Il Vangelo di oggi ci riporta la discussione di Gesù con i Farisei su ciò che è puro ed impuro. Il testo parla degli usi e costumi religiosi di quel tempo, parla dei Farisei che insegnavano questi usi e costumi alla gente e parla di Gesù che aiuta la gente e i discepoli a capire meglio questo tema così importante della purezza e le leggi sulla stessa. Gesù apre un cammino nuovo per avvicinare la gente a Dio, Gesù inverte le cose: l’impuro non viene da fuori verso dentro, come insegnavano i dottori della legge, ma da dentro verso fuori. Gesù mette la questione su un altro livello, a livello del comportamento etico. Attraverso la fede in Gesù è possibile raggiungere la purezza e sentirsi bene dinanzi a Dio, senza la necessità di osservare tutte quelle norme e usanze degli antichi. Anche noi conosciamo oggi qualche usanza religiosa di oggi che non ha più senso, ma che continua a essere insegnata? Nella nostra vita ci sono usi e costumi considerati sacri e altri che non lo sono? I Farisei erano giudei praticanti, ma la loro fede era separata dalla vita della gente. Per questo Gesù li critica. E oggi Cristo ci criticherebbe? In che cosa?
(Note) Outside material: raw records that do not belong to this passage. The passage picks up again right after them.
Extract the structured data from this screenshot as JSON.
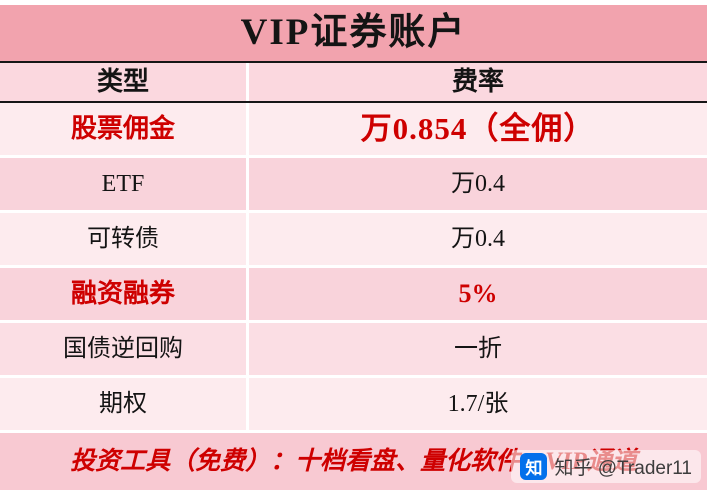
{
  "chart_data": {
    "type": "table",
    "title": "VIP证券账户",
    "columns": [
      "类型",
      "费率"
    ],
    "rows": [
      [
        "股票佣金",
        "万0.854（全佣）"
      ],
      [
        "ETF",
        "万0.4"
      ],
      [
        "可转债",
        "万0.4"
      ],
      [
        "融资融券",
        "5%"
      ],
      [
        "国债逆回购",
        "一折"
      ],
      [
        "期权",
        "1.7/张"
      ]
    ],
    "highlighted_rows": [
      0,
      3
    ],
    "footer_note": "投资工具（免费）：十档看盘、量化软件、VIP通道"
  },
  "watermark": {
    "source_icon": "zhihu-logo",
    "logo_glyph": "知",
    "text": "知乎 @Trader11"
  },
  "colors": {
    "title_bg": "#F2A3AE",
    "header_bg": "#FBD8DF",
    "row_pale_bg": "#FDEBEE",
    "row_medium_bg": "#F9D3DB",
    "footer_bg": "#F8C9D2",
    "accent_red": "#CE0000",
    "zhihu_blue": "#0370EB",
    "divider_black": "#161616"
  }
}
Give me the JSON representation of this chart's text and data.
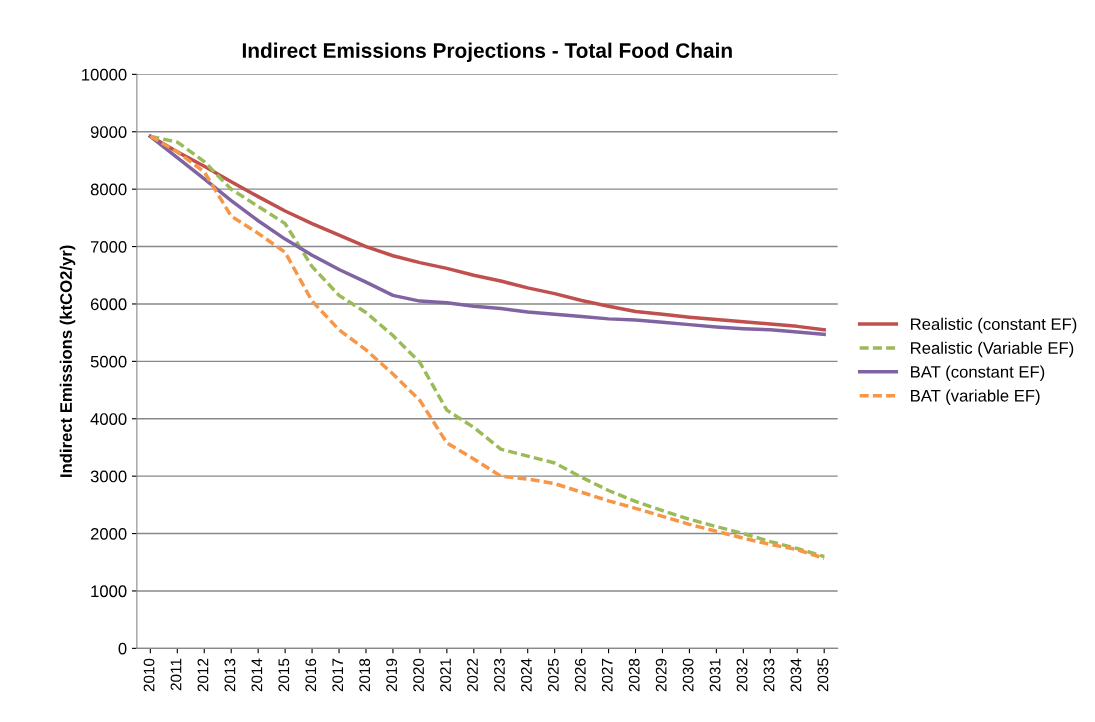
{
  "chart_data": {
    "type": "line",
    "title": "Indirect Emissions Projections - Total Food Chain",
    "ylabel": "Indirect Emissions (ktCO2/yr)",
    "categories": [
      "2010",
      "2011",
      "2012",
      "2013",
      "2014",
      "2015",
      "2016",
      "2017",
      "2018",
      "2019",
      "2020",
      "2021",
      "2022",
      "2023",
      "2024",
      "2025",
      "2026",
      "2027",
      "2028",
      "2029",
      "2030",
      "2031",
      "2032",
      "2033",
      "2034",
      "2035"
    ],
    "series": [
      {
        "name": "Realistic (constant EF)",
        "color": "#c0504d",
        "line_style": "solid",
        "values": [
          8920,
          8650,
          8400,
          8130,
          7870,
          7620,
          7400,
          7200,
          7000,
          6840,
          6720,
          6620,
          6500,
          6400,
          6280,
          6180,
          6060,
          5960,
          5870,
          5820,
          5770,
          5730,
          5690,
          5650,
          5610,
          5550
        ]
      },
      {
        "name": "Realistic (Variable EF)",
        "color": "#9bbb59",
        "line_style": "dashed",
        "values": [
          8920,
          8820,
          8480,
          8000,
          7700,
          7400,
          6650,
          6150,
          5850,
          5450,
          4980,
          4150,
          3850,
          3470,
          3350,
          3230,
          2980,
          2750,
          2560,
          2400,
          2250,
          2120,
          2000,
          1860,
          1740,
          1600
        ]
      },
      {
        "name": "BAT (constant EF)",
        "color": "#8064a2",
        "line_style": "solid",
        "values": [
          8920,
          8550,
          8180,
          7800,
          7450,
          7130,
          6850,
          6600,
          6380,
          6150,
          6050,
          6020,
          5960,
          5920,
          5860,
          5820,
          5780,
          5740,
          5720,
          5680,
          5640,
          5600,
          5570,
          5550,
          5510,
          5470
        ]
      },
      {
        "name": "BAT (variable EF)",
        "color": "#f79646",
        "line_style": "dashed",
        "values": [
          8920,
          8650,
          8300,
          7530,
          7230,
          6900,
          6050,
          5550,
          5200,
          4780,
          4320,
          3580,
          3300,
          3000,
          2950,
          2870,
          2720,
          2570,
          2440,
          2300,
          2160,
          2040,
          1920,
          1810,
          1720,
          1570
        ]
      }
    ],
    "ylim": [
      0,
      10000
    ],
    "yticks": [
      0,
      1000,
      2000,
      3000,
      4000,
      5000,
      6000,
      7000,
      8000,
      9000,
      10000
    ],
    "grid": "y",
    "legend": "right",
    "marker": "none"
  }
}
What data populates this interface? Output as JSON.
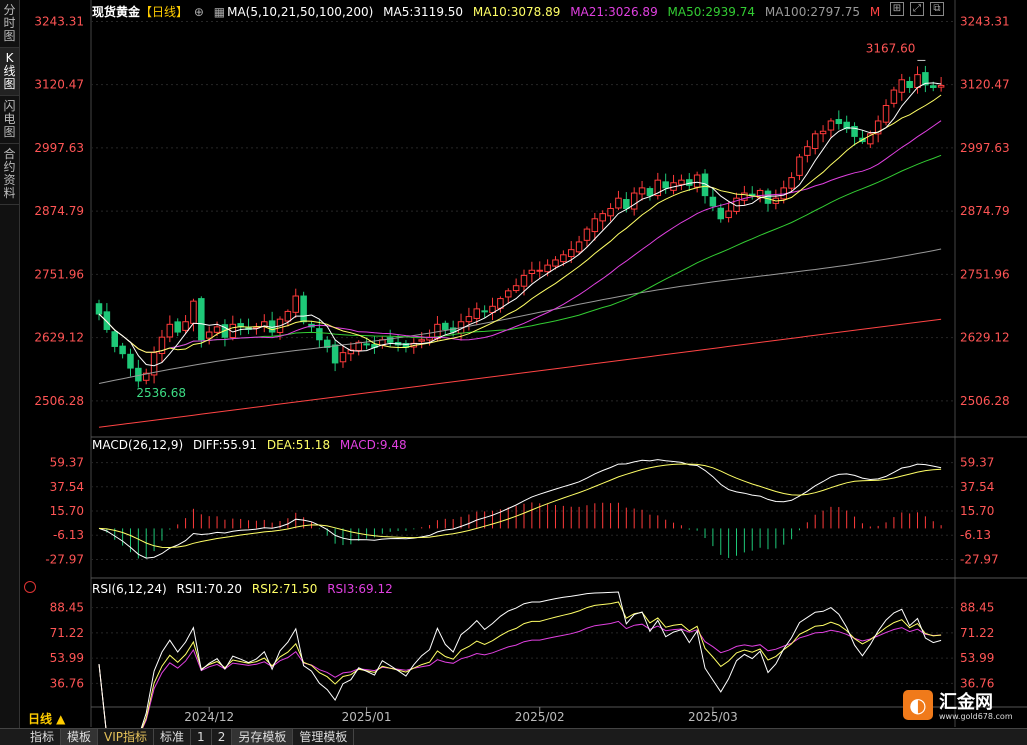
{
  "sidebar": {
    "tabs": [
      "分时图",
      "K线图",
      "闪电图",
      "合约资料"
    ],
    "active": 1
  },
  "main_legend": {
    "symbol": "现货黄金",
    "period": "【日线】",
    "ma_params": "MA(5,10,21,50,100,200)",
    "ma5": "MA5:3119.50",
    "ma10": "MA10:3078.89",
    "ma21": "MA21:3026.89",
    "ma50": "MA50:2939.74",
    "ma100": "MA100:2797.75",
    "ma_more": "M"
  },
  "macd_legend": {
    "params": "MACD(26,12,9)",
    "diff": "DIFF:55.91",
    "dea": "DEA:51.18",
    "macd": "MACD:9.48"
  },
  "rsi_legend": {
    "params": "RSI(6,12,24)",
    "rsi1": "RSI1:70.20",
    "rsi2": "RSI2:71.50",
    "rsi3": "RSI3:69.12"
  },
  "bottom_tabs": [
    "指标",
    "模板",
    "VIP指标",
    "标准",
    "1",
    "2",
    "另存模板",
    "管理模板"
  ],
  "period_button": "日线 ▲",
  "logo": {
    "name": "汇金网",
    "url": "www.gold678.com"
  },
  "colors": {
    "up": "#ff3b3b",
    "down": "#1ec878",
    "ma5": "#ffffff",
    "ma10": "#ffff66",
    "ma21": "#e040e0",
    "ma50": "#33cc33",
    "ma100": "#999999",
    "ma200": "#ff4444",
    "diff": "#ffffff",
    "dea": "#ffff66"
  },
  "chart_data": [
    {
      "type": "candlestick",
      "title": "现货黄金 日线",
      "y_ticks": [
        3243.31,
        3120.47,
        2997.63,
        2874.79,
        2751.96,
        2629.12,
        2506.28
      ],
      "ylim": [
        2440,
        3250
      ],
      "x_ticks": [
        "2024/12",
        "2025/01",
        "2025/02",
        "2025/03"
      ],
      "annotations": [
        {
          "label": "3167.60",
          "value": 3167.6
        },
        {
          "label": "2536.68",
          "value": 2536.68
        }
      ],
      "closes": [
        2675,
        2645,
        2612,
        2598,
        2570,
        2545,
        2560,
        2600,
        2630,
        2655,
        2640,
        2660,
        2700,
        2625,
        2640,
        2650,
        2630,
        2655,
        2650,
        2645,
        2650,
        2660,
        2640,
        2665,
        2680,
        2710,
        2660,
        2650,
        2625,
        2610,
        2580,
        2600,
        2605,
        2620,
        2615,
        2610,
        2625,
        2620,
        2615,
        2610,
        2618,
        2625,
        2630,
        2655,
        2645,
        2640,
        2660,
        2670,
        2685,
        2680,
        2690,
        2705,
        2720,
        2730,
        2750,
        2760,
        2760,
        2770,
        2780,
        2790,
        2800,
        2815,
        2840,
        2860,
        2870,
        2880,
        2900,
        2880,
        2910,
        2920,
        2905,
        2935,
        2920,
        2930,
        2935,
        2925,
        2945,
        2905,
        2885,
        2860,
        2875,
        2900,
        2910,
        2905,
        2915,
        2890,
        2900,
        2920,
        2940,
        2980,
        3000,
        3025,
        3030,
        3050,
        3045,
        3035,
        3020,
        3010,
        3025,
        3050,
        3080,
        3110,
        3130,
        3115,
        3140,
        3120,
        3115,
        3119
      ],
      "series": [
        {
          "name": "MA5",
          "values": [
            3119.5
          ]
        },
        {
          "name": "MA10",
          "values": [
            3078.89
          ]
        },
        {
          "name": "MA21",
          "values": [
            3026.89
          ]
        },
        {
          "name": "MA50",
          "values": [
            2939.74
          ]
        },
        {
          "name": "MA100",
          "values": [
            2797.75
          ]
        },
        {
          "name": "MA200",
          "values": [
            2665
          ]
        }
      ]
    },
    {
      "type": "macd",
      "y_ticks": [
        59.37,
        37.54,
        15.7,
        -6.13,
        -27.97
      ],
      "ylim": [
        -42,
        68
      ],
      "series": [
        {
          "name": "DIFF",
          "values": [
            55.91
          ]
        },
        {
          "name": "DEA",
          "values": [
            51.18
          ]
        },
        {
          "name": "MACD",
          "values": [
            9.48
          ]
        }
      ]
    },
    {
      "type": "rsi",
      "y_ticks": [
        88.45,
        71.22,
        53.99,
        36.76
      ],
      "ylim": [
        22,
        95
      ],
      "series": [
        {
          "name": "RSI1",
          "values": [
            70.2
          ]
        },
        {
          "name": "RSI2",
          "values": [
            71.5
          ]
        },
        {
          "name": "RSI3",
          "values": [
            69.12
          ]
        }
      ]
    }
  ]
}
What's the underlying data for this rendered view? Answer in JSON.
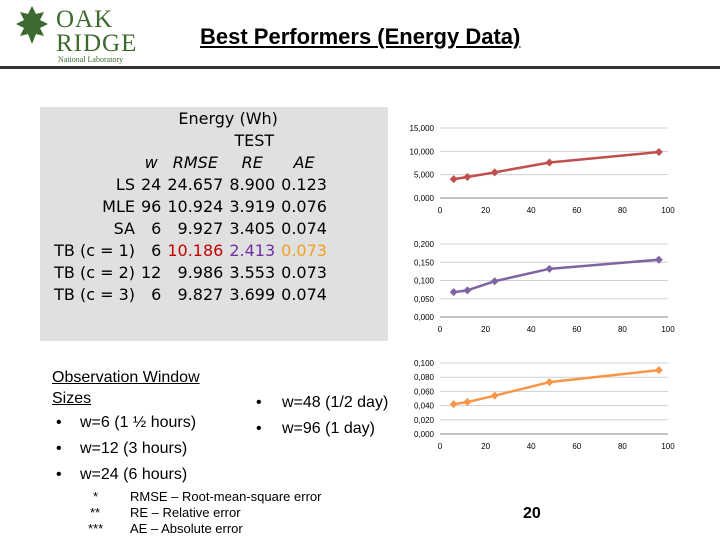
{
  "logo": {
    "line1": "OAK",
    "line2": "RIDGE",
    "line3": "National Laboratory"
  },
  "title": "Best Performers (Energy Data)",
  "table": {
    "header1": "Energy (Wh)",
    "header2": "TEST",
    "cols": [
      "w",
      "RMSE",
      "RE",
      "AE"
    ],
    "rows": [
      {
        "label": "LS",
        "w": "24",
        "rmse": "24.657",
        "re": "8.900",
        "ae": "0.123"
      },
      {
        "label": "MLE",
        "w": "96",
        "rmse": "10.924",
        "re": "3.919",
        "ae": "0.076"
      },
      {
        "label": "SA",
        "w": "6",
        "rmse": "9.927",
        "re": "3.405",
        "ae": "0.074"
      },
      {
        "label": "TB (c = 1)",
        "w": "6",
        "rmse": "10.186",
        "re": "2.413",
        "ae": "0.073"
      },
      {
        "label": "TB (c = 2)",
        "w": "12",
        "rmse": "9.986",
        "re": "3.553",
        "ae": "0.073"
      },
      {
        "label": "TB (c = 3)",
        "w": "6",
        "rmse": "9.827",
        "re": "3.699",
        "ae": "0.074"
      }
    ]
  },
  "observation": {
    "title": "Observation Window Sizes",
    "left": [
      "w=6 (1 ½ hours)",
      "w=12 (3 hours)",
      "w=24 (6 hours)"
    ],
    "right": [
      "w=48 (1/2 day)",
      "w=96 (1 day)"
    ],
    "bullet": "•"
  },
  "footnotes": [
    {
      "mark": "*",
      "text": "RMSE – Root-mean-square error"
    },
    {
      "mark": "**",
      "text": "RE – Relative error"
    },
    {
      "mark": "***",
      "text": "AE – Absolute error"
    }
  ],
  "page_number": "20",
  "colors": {
    "red": "#c0504d",
    "purple": "#8064a2",
    "orange": "#f79646",
    "accent_red": "#c00000",
    "accent_purple": "#7030a0",
    "accent_orange": "#f0a020"
  },
  "chart_data": [
    {
      "type": "line",
      "x": [
        6,
        12,
        24,
        48,
        96
      ],
      "y": [
        4040,
        4500,
        5500,
        7600,
        9850
      ],
      "yticks": [
        "0,000",
        "5,000",
        "10,000",
        "15,000"
      ],
      "ylim": [
        0,
        15000
      ],
      "xticks": [
        "0",
        "20",
        "40",
        "60",
        "80",
        "100"
      ],
      "xlim": [
        0,
        100
      ],
      "grid": true,
      "color": "#c0504d"
    },
    {
      "type": "line",
      "x": [
        6,
        12,
        24,
        48,
        96
      ],
      "y": [
        0.068,
        0.073,
        0.098,
        0.132,
        0.157
      ],
      "yticks": [
        "0,000",
        "0,050",
        "0,100",
        "0,150",
        "0,200"
      ],
      "ylim": [
        0,
        0.2
      ],
      "xticks": [
        "0",
        "20",
        "40",
        "60",
        "80",
        "100"
      ],
      "xlim": [
        0,
        100
      ],
      "grid": true,
      "color": "#8064a2"
    },
    {
      "type": "line",
      "x": [
        6,
        12,
        24,
        48,
        96
      ],
      "y": [
        0.042,
        0.045,
        0.054,
        0.073,
        0.09
      ],
      "yticks": [
        "0,000",
        "0,020",
        "0,040",
        "0,060",
        "0,080",
        "0,100"
      ],
      "ylim": [
        0,
        0.1
      ],
      "xticks": [
        "0",
        "20",
        "40",
        "60",
        "80",
        "100"
      ],
      "xlim": [
        0,
        100
      ],
      "grid": true,
      "color": "#f79646"
    }
  ]
}
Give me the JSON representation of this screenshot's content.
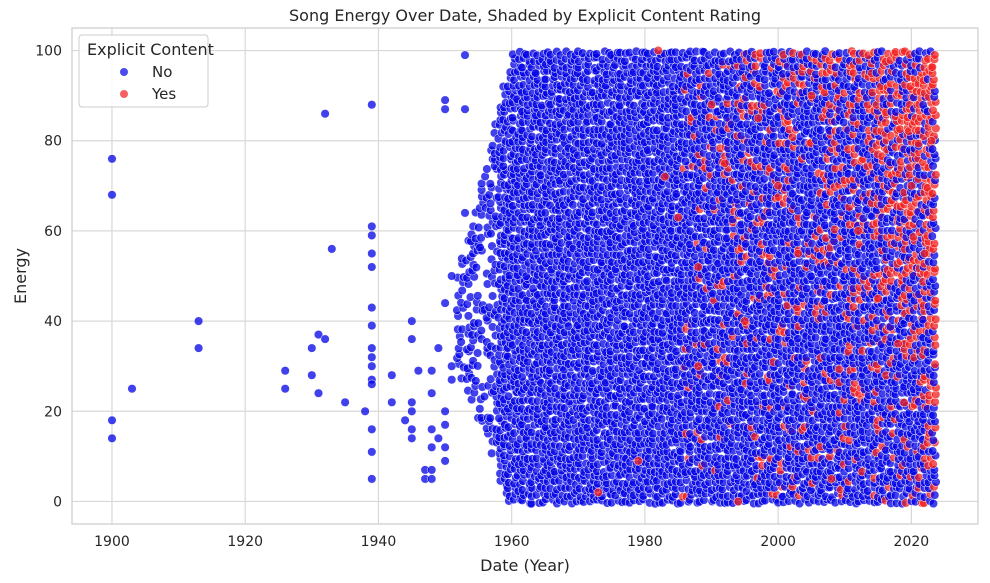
{
  "chart_data": {
    "type": "scatter",
    "title": "Song Energy Over Date, Shaded by Explicit Content Rating",
    "xlabel": "Date (Year)",
    "ylabel": "Energy",
    "xlim": [
      1894,
      2030
    ],
    "ylim": [
      -5,
      105
    ],
    "x_ticks": [
      1900,
      1920,
      1940,
      1960,
      1980,
      2000,
      2020
    ],
    "y_ticks": [
      0,
      20,
      40,
      60,
      80,
      100
    ],
    "grid": true,
    "legend": {
      "title": "Explicit Content",
      "placement": "top-left",
      "entries": [
        {
          "label": "No",
          "color": "#0000e6"
        },
        {
          "label": "Yes",
          "color": "#f21d1d"
        }
      ]
    },
    "series": [
      {
        "name": "No",
        "color": "#0000e6",
        "sample_points": [
          [
            1900,
            76
          ],
          [
            1900,
            68
          ],
          [
            1900,
            18
          ],
          [
            1900,
            14
          ],
          [
            1903,
            25
          ],
          [
            1913,
            40
          ],
          [
            1913,
            34
          ],
          [
            1926,
            29
          ],
          [
            1926,
            25
          ],
          [
            1930,
            34
          ],
          [
            1930,
            28
          ],
          [
            1931,
            37
          ],
          [
            1931,
            24
          ],
          [
            1932,
            86
          ],
          [
            1932,
            36
          ],
          [
            1933,
            56
          ],
          [
            1935,
            22
          ],
          [
            1938,
            20
          ],
          [
            1939,
            88
          ],
          [
            1939,
            61
          ],
          [
            1939,
            59
          ],
          [
            1939,
            55
          ],
          [
            1939,
            52
          ],
          [
            1939,
            43
          ],
          [
            1939,
            39
          ],
          [
            1939,
            34
          ],
          [
            1939,
            32
          ],
          [
            1939,
            30
          ],
          [
            1939,
            27
          ],
          [
            1939,
            26
          ],
          [
            1939,
            16
          ],
          [
            1939,
            11
          ],
          [
            1939,
            5
          ],
          [
            1942,
            28
          ],
          [
            1942,
            22
          ],
          [
            1944,
            18
          ],
          [
            1945,
            40
          ],
          [
            1945,
            36
          ],
          [
            1945,
            22
          ],
          [
            1945,
            20
          ],
          [
            1945,
            16
          ],
          [
            1945,
            14
          ],
          [
            1946,
            29
          ],
          [
            1947,
            7
          ],
          [
            1947,
            5
          ],
          [
            1948,
            29
          ],
          [
            1948,
            24
          ],
          [
            1948,
            16
          ],
          [
            1948,
            12
          ],
          [
            1948,
            7
          ],
          [
            1948,
            5
          ],
          [
            1949,
            34
          ],
          [
            1949,
            14
          ],
          [
            1950,
            89
          ],
          [
            1950,
            87
          ],
          [
            1950,
            44
          ],
          [
            1950,
            20
          ],
          [
            1950,
            17
          ],
          [
            1950,
            12
          ],
          [
            1950,
            9
          ],
          [
            1951,
            50
          ],
          [
            1951,
            30
          ],
          [
            1951,
            27
          ],
          [
            1953,
            99
          ],
          [
            1953,
            87
          ],
          [
            1953,
            64
          ]
        ]
      },
      {
        "name": "Yes",
        "color": "#f21d1d",
        "sample_points": [
          [
            1973,
            2
          ],
          [
            1979,
            9
          ],
          [
            1982,
            100
          ],
          [
            1983,
            72
          ],
          [
            1985,
            63
          ],
          [
            1988,
            52
          ],
          [
            1988,
            30
          ],
          [
            1990,
            88
          ],
          [
            1992,
            75
          ],
          [
            1994,
            0
          ],
          [
            1995,
            40
          ],
          [
            1997,
            85
          ],
          [
            2000,
            70
          ],
          [
            2003,
            55
          ],
          [
            2005,
            90
          ],
          [
            2008,
            5
          ],
          [
            2012,
            60
          ],
          [
            2015,
            45
          ],
          [
            2018,
            35
          ],
          [
            2020,
            70
          ],
          [
            2022,
            55
          ],
          [
            2023,
            80
          ]
        ]
      }
    ]
  }
}
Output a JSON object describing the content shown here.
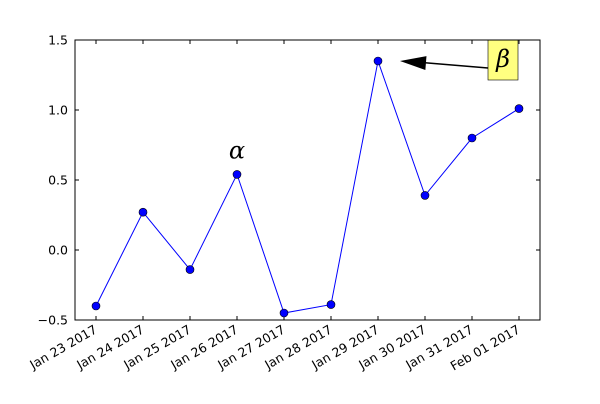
{
  "chart_data": {
    "type": "line",
    "x": [
      "Jan 23 2017",
      "Jan 24 2017",
      "Jan 25 2017",
      "Jan 26 2017",
      "Jan 27 2017",
      "Jan 28 2017",
      "Jan 29 2017",
      "Jan 30 2017",
      "Jan 31 2017",
      "Feb 01 2017"
    ],
    "series": [
      {
        "values": [
          -0.4,
          0.27,
          -0.14,
          0.54,
          -0.45,
          -0.39,
          1.35,
          0.39,
          0.8,
          1.01
        ],
        "color": "#0000ff"
      }
    ],
    "ylim": [
      -0.5,
      1.5
    ],
    "yticks": [
      "−0.5",
      "0.0",
      "0.5",
      "1.0",
      "1.5"
    ],
    "grid": false,
    "annotations": [
      {
        "text": "α",
        "x_index": 3,
        "y": 0.54,
        "style": "plain"
      },
      {
        "text": "β",
        "x_index": 6,
        "y": 1.35,
        "style": "boxed-arrow",
        "box_color": "#ffff80"
      }
    ]
  }
}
Consideriamo la fine del Vangelo di oggi. “Ogni pianta che non sia stata piantata dal Padre mio celeste verrà sradicata. Se ciechi guidano altri ciechi, ecc.” Qui non si tratta certo di vegetali; ma allora che cosa si nasconde sotto questa immagine di pianta? Piante non piantate da Dio sono certamente ideologie, organizzazioni movimenti che propongono la soluzione dei problemi dell’uomo prescindendo da Dio e dai suoi insegnamenti dateci per mezzo del Figlio. Quanti potentati ispirati a sistemi di pensiero agnostici o addirittura atei si sono rivelati, anche tragicamente caduchi e fallimentari! E quante volte loro esponenti in realtà ciechi hanno illuso moltitudini di altri ciechi con esiti rovinosi?